We Don’t Need Permission: How Black Businesses Can Change Our World is out now 

Comments Form

3 Comments

  1. | Chaka Artwell

    “We as (African-heritage) people have been organising, marching and protesting against racial and social injustice forever,” Mr Eric Collins confidently tells The Voice.

    However, my dear Voice readers, there is little practical truth in this well exercised and familiar statement from Mr Collins.

    Only during national crisis do England’s African-heritage Subjects collectively gather in solidarity for example, the successful three months Bristol Bus Boycott during the winter of 1963; the New Cross Fire that claimed the lives of 13 Caribbean-heritage partygoers under suspicious circumstances in 1981, and the current protest for the unarmed Mr Chris Kaba, killed by armed Police Constables.

    His Majesty’s African and African Caribbean heritage Subjects have spectacularly failed to unite either to honour the memory of African people who brutally and savagely perished under English slavery in the Caribbean, or the African Nations and people of continental Africa.
    Continental Africans were savagely debased and forced into colonial servitude by the English; French, Belgians, Portuguese, Germans, Italians and Spanish; and exploitative E.U. Terms of Trade with Africa are practiced today: and remain unchallenged by African-heritage people in Caucasian Europe.

    Mysteriously, ancient Ethiopia was the only African nation to escaped full European colonialism.

    This complete failure of His Majesty’s African-heritage collective to unite in a pedestrian way to honour our historical fallen; or to unite to cross the many rivers and obstacles that arise because of the colour of our African-skin,
    or to demand Trade Justice for the people and nations of the African Continent is puzzling; shocking and the chief cause of African-heritage people’s failure to prosper and mature as a historical; political, FINANCIAL and cultural collective in England and Europe.

    Reply

  2. | Alpha Delta

    This sounds like a great initiative.

    However, Jeff Bezos and Elon Musk (who you name in the article) didn’t make it as billionaires because they were white, or even because they were lucky. They are both top engineering graduates.

    The sorts of businesses which are going to grow to be global giants all depend on advanced technology, and being the global leader in developing that technology. That requires strong graduates in engineering, science and maths. “Creative” industries tend to have large numbers of smaller firms, none of which have any real competitive advantages allowing them to take over a market.

    The best thing which we can do to enable young people to make it financially in the 21st century is to encourage them to keep studying maths and science subjects for as long as possible.

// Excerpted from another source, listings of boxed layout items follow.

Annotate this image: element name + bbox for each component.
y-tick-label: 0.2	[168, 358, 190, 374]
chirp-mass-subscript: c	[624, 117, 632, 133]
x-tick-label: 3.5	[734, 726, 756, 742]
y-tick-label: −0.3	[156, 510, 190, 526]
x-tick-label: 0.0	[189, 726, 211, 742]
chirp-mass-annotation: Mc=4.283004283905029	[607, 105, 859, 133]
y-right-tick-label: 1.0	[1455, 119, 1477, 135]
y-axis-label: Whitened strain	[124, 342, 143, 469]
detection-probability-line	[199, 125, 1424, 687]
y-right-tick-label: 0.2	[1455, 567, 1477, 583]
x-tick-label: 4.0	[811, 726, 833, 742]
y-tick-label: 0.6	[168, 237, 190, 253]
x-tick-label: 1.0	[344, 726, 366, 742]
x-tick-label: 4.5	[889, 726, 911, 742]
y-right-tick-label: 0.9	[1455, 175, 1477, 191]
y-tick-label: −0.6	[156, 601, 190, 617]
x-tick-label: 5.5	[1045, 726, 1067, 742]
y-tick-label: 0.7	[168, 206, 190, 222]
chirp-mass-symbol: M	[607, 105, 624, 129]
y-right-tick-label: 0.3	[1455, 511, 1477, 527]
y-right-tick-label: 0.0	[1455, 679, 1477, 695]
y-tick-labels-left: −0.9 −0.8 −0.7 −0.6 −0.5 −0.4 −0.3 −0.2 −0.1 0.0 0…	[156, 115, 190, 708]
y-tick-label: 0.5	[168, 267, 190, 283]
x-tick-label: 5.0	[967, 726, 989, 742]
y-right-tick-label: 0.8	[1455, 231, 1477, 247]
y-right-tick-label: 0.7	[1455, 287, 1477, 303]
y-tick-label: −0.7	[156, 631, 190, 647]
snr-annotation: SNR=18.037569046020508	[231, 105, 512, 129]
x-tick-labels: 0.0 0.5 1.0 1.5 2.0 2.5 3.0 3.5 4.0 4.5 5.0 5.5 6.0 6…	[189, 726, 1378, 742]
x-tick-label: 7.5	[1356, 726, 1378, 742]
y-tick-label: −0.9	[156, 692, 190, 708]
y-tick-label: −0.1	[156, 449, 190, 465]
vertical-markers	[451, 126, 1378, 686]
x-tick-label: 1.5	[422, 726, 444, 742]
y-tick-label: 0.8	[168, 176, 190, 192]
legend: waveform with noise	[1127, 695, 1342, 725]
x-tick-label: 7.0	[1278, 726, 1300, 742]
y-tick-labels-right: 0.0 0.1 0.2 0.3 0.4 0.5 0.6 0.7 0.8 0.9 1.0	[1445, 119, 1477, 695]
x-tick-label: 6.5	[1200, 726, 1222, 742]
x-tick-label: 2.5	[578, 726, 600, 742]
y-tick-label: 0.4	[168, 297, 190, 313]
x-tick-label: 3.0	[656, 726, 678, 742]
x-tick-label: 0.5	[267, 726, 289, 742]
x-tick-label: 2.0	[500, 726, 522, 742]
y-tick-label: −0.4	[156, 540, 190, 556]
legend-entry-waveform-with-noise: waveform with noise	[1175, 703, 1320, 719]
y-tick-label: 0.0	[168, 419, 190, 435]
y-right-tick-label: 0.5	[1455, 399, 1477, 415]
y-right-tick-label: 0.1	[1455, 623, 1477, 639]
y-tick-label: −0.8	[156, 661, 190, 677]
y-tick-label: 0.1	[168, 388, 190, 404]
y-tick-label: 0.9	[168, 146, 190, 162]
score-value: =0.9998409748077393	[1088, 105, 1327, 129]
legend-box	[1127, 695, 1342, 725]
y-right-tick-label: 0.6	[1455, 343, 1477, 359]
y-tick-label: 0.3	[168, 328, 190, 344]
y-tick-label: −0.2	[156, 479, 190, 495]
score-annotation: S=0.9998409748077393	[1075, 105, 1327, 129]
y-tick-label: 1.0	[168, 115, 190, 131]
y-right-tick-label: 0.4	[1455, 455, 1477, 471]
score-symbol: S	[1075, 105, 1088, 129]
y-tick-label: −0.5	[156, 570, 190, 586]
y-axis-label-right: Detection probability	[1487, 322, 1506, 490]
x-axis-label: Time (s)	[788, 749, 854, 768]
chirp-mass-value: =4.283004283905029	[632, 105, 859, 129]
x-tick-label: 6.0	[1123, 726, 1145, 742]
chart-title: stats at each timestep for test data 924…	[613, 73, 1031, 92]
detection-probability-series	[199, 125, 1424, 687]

They will be in secure well-paid employment, which will allow them to build up the skills and savings to start world leading businesses in the future.

    Reply

  3. | Chaka Artwell

    The Semitic Hebrew Messiah said “man does not live by bread alone.”
    Most African-heritage people have a place to rest; food, warmth, education, medical assistance and shelter.

    Nevertheless, English society still carries the slave-era belief in the natural inferiority of African men and women.

    The English Slave-era belief in the Inferiority of African people still influences how African-heritage Subjects are threated today; and how we view ourselves in English Society.

    Until His Majesty’s African-heritage Subjects are rehabilitated from the 500 year European belief in the inferiority of African-heritage men and women, our financial and business success will remain weak; irregular and patchy.